9.1 Industry Applications

  • Site surveys and channel occupancy reports.
  • Incident response for rogue AP detection.
  • Kismet: full-featured WiFi sniffer (desktop class).
  • Aircrack-ng: WiFi analysis toolkit.

9.3 Interview Relevance

  • Packet parsing, concurrency, and I/O reliability questions are standard in embedded roles.

10. Resources

10.1 Essential Reading

  • Computer Networks by Tanenbaum – Wireless chapters.
  • Making Embedded Systems by Elecia White – timing and logging chapters.

10.2 Video Resources

  • Wireshark PCAP format overview (Wireshark community videos).

10.3 Tools & Documentation

  • ESP-IDF WiFi Promiscuous Mode docs.
  • Wireshark PCAP file format spec.
  • P05-wardriving-wifi-mapper.md – same capture pipeline with GPS fusion.
  • P08-complete-cardputer-security-toolkit.md – integrates this sniffer.

11. Self-Assessment Checklist

11.1 Understanding

  • I can explain the 802.11 Frame Control field.
  • I can describe why callbacks must be fast.
  • I can explain PCAP record headers.

11.2 Implementation

  • All functional requirements are met.
  • PCAP opens in Wireshark without errors.
  • Drops are measured and displayed.

11.3 Growth

  • I can describe one optimization for higher packet rates.
  • I can explain tradeoffs of channel hopping.

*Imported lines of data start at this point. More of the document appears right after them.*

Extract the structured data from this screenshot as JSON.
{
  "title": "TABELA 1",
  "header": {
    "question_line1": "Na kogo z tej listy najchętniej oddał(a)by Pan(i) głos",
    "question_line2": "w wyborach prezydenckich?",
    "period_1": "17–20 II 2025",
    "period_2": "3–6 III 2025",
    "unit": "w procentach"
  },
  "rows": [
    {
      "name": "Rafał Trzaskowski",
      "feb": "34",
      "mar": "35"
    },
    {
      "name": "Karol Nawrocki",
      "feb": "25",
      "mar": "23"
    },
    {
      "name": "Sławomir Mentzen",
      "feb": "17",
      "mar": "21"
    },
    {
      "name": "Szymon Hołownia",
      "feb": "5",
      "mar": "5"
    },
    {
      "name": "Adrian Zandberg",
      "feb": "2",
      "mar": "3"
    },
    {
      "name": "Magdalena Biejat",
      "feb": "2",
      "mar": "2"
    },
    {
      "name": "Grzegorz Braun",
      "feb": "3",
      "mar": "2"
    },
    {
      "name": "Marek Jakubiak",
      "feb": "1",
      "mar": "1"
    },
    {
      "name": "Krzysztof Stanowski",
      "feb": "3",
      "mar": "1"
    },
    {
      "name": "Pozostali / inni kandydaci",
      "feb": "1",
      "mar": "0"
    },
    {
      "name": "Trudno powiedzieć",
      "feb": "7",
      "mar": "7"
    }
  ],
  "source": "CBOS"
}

12. Submission / Completion Criteria

Minimum Viable Completion:

  • Promiscuous mode captures frames and shows counts.
  • A valid PCAP file is written and opens in Wireshark.
  • UI is stable and shows drop counter.

Full Completion:

  • Channel hopping works with stable UI.
  • PCAP files include correct timestamps.
  • SD logging survives a 30-minute capture.

Excellence (Going Above & Beyond):

  • Adds capture filters and file rotation.
  • Provides calibration mode with known AP test.